Risk-Adjusted Performance

16 of 100

 
Weak
 
Strong
Good
Compared to the overall equity markets, risk-adjusted returns on investments in Kaltura are ranked lower than 16 (%) of all global equities and portfolios over the last 90 days. Even with relatively unfluctuating basic indicators, Kaltura reported solid returns over the last few months and may actually be approaching a breakup point.
Li Bang International 

Risk-Adjusted Performance

0 of 100

 
Weak
 
Strong
Very Weak
Over the last 90 days Li Bang International has generated negative risk-adjusted returns adding no value to investors with long positions. Even with relatively steady technical and fundamental indicators, Li Bang is not utilizing all of its potentials. The latest stock price chaos, may contribute to medium-term losses for the stakeholders.

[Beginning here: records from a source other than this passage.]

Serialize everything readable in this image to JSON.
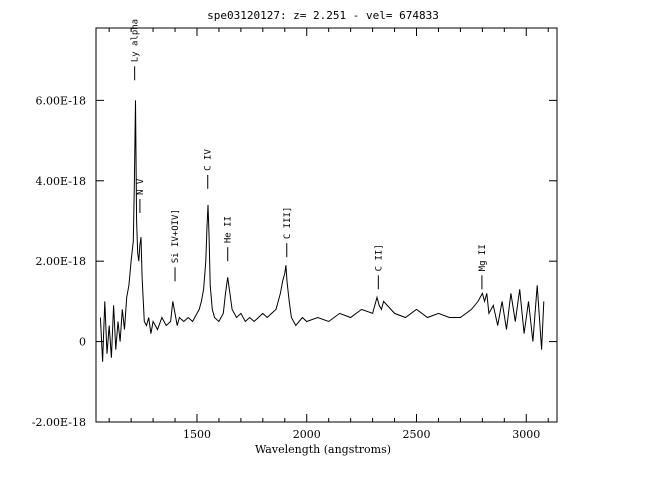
{
  "chart_data": {
    "type": "line",
    "title": "spe03120127: z= 2.251 - vel= 674833",
    "xlabel": "Wavelength (angstroms)",
    "ylabel": "",
    "xlim": [
      1040,
      3140
    ],
    "ylim": [
      -2e-18,
      7.8e-18
    ],
    "x_ticks": [
      1500,
      2000,
      2500,
      3000
    ],
    "x_tick_labels": [
      "1500",
      "2000",
      "2500",
      "3000"
    ],
    "y_ticks": [
      -2e-18,
      0,
      2e-18,
      4e-18,
      6e-18
    ],
    "y_tick_labels": [
      "-2.00E-18",
      "0",
      "2.00E-18",
      "4.00E-18",
      "6.00E-18"
    ],
    "grid": false,
    "series": [
      {
        "x": [
          1060,
          1070,
          1080,
          1090,
          1100,
          1110,
          1120,
          1130,
          1140,
          1150,
          1160,
          1170,
          1180,
          1190,
          1200,
          1210,
          1215,
          1220,
          1225,
          1230,
          1235,
          1240,
          1245,
          1250,
          1260,
          1270,
          1280,
          1290,
          1300,
          1320,
          1340,
          1360,
          1380,
          1390,
          1400,
          1410,
          1420,
          1440,
          1460,
          1480,
          1500,
          1510,
          1520,
          1530,
          1540,
          1545,
          1550,
          1555,
          1560,
          1570,
          1580,
          1600,
          1620,
          1630,
          1640,
          1650,
          1660,
          1680,
          1700,
          1720,
          1740,
          1760,
          1780,
          1800,
          1820,
          1840,
          1860,
          1870,
          1880,
          1890,
          1900,
          1905,
          1910,
          1920,
          1930,
          1950,
          1980,
          2000,
          2050,
          2100,
          2150,
          2200,
          2250,
          2300,
          2320,
          2330,
          2340,
          2350,
          2400,
          2450,
          2500,
          2550,
          2600,
          2650,
          2700,
          2750,
          2780,
          2790,
          2800,
          2810,
          2820,
          2830,
          2850,
          2870,
          2890,
          2910,
          2930,
          2950,
          2970,
          2990,
          3010,
          3030,
          3050,
          3070,
          3080
        ],
        "y": [
          6e-19,
          -5e-19,
          1e-18,
          -3e-19,
          4e-19,
          -4e-19,
          9e-19,
          -2e-19,
          5e-19,
          0.0,
          8e-19,
          3e-19,
          1.1e-18,
          1.4e-18,
          2e-18,
          2.5e-18,
          4e-18,
          6e-18,
          3e-18,
          2.2e-18,
          2e-18,
          2.4e-18,
          2.6e-18,
          1.6e-18,
          5e-19,
          4e-19,
          6e-19,
          2e-19,
          5e-19,
          3e-19,
          6e-19,
          4e-19,
          5e-19,
          1e-18,
          7e-19,
          4e-19,
          6e-19,
          5e-19,
          6e-19,
          5e-19,
          7e-19,
          8e-19,
          1e-18,
          1.3e-18,
          2e-18,
          2.8e-18,
          3.4e-18,
          2.6e-18,
          1.4e-18,
          8e-19,
          6e-19,
          5e-19,
          7e-19,
          1.2e-18,
          1.6e-18,
          1.2e-18,
          8e-19,
          6e-19,
          7e-19,
          5e-19,
          6e-19,
          5e-19,
          6e-19,
          7e-19,
          6e-19,
          7e-19,
          8e-19,
          1e-18,
          1.2e-18,
          1.5e-18,
          1.7e-18,
          1.9e-18,
          1.5e-18,
          1e-18,
          6e-19,
          4e-19,
          6e-19,
          5e-19,
          6e-19,
          5e-19,
          7e-19,
          6e-19,
          8e-19,
          7e-19,
          1.1e-18,
          9e-19,
          8e-19,
          1e-18,
          7e-19,
          6e-19,
          8e-19,
          6e-19,
          7e-19,
          6e-19,
          6e-19,
          8e-19,
          1e-18,
          1.1e-18,
          1.2e-18,
          1e-18,
          1.2e-18,
          7e-19,
          9e-19,
          4e-19,
          1e-18,
          3e-19,
          1.2e-18,
          5e-19,
          1.3e-18,
          2e-19,
          1e-18,
          0.0,
          1.4e-18,
          -2e-19,
          1e-18
        ]
      }
    ],
    "line_labels": [
      {
        "text": "Ly alpha",
        "x": 1216,
        "y": 6.5e-18
      },
      {
        "text": "N V",
        "x": 1240,
        "y": 3.2e-18
      },
      {
        "text": "Si IV+OIV]",
        "x": 1400,
        "y": 1.5e-18
      },
      {
        "text": "C IV",
        "x": 1549,
        "y": 3.8e-18
      },
      {
        "text": "He II",
        "x": 1640,
        "y": 2e-18
      },
      {
        "text": "C III]",
        "x": 1909,
        "y": 2.1e-18
      },
      {
        "text": "C II]",
        "x": 2326,
        "y": 1.3e-18
      },
      {
        "text": "Mg II",
        "x": 2798,
        "y": 1.3e-18
      }
    ]
  }
}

Kaltura and Li Bang Volatility Contrast

   Predicted Return Density   
       Returns  

Pair Trading with Kaltura and Li Bang

The main advantage of trading using opposite Kaltura and Li Bang positions is that it hedges away some unsystematic risk. Because of two separate transactions, even if Kaltura position performs unexpectedly, Li Bang can make up some of the losses. Pair trading also minimizes risk from directional movements in the market. For example, if an entire industry or sector drops because of unexpected headlines, the short position in Li Bang will offset losses from the drop in Li Bang's long position.
The idea behind Kaltura and Li Bang International pairs trading is to make the combined position market-neutral, meaning the overall market's direction will not affect its win or loss (or potential downside or upside). This can be achieved by designing a pairs trade with two highly correlated stocks or equities that operate in a similar space or sector, making it possible to obtain profits through simple and relatively low-risk investment.
Check out your portfolio center.
Note that this page's information should be used as a complementary analysis to find the right mix of equity instruments to add to your existing portfolios or create a brand new portfolio. You can also try the USA ETFs module to find actively traded Exchange Traded Funds (ETF) in USA.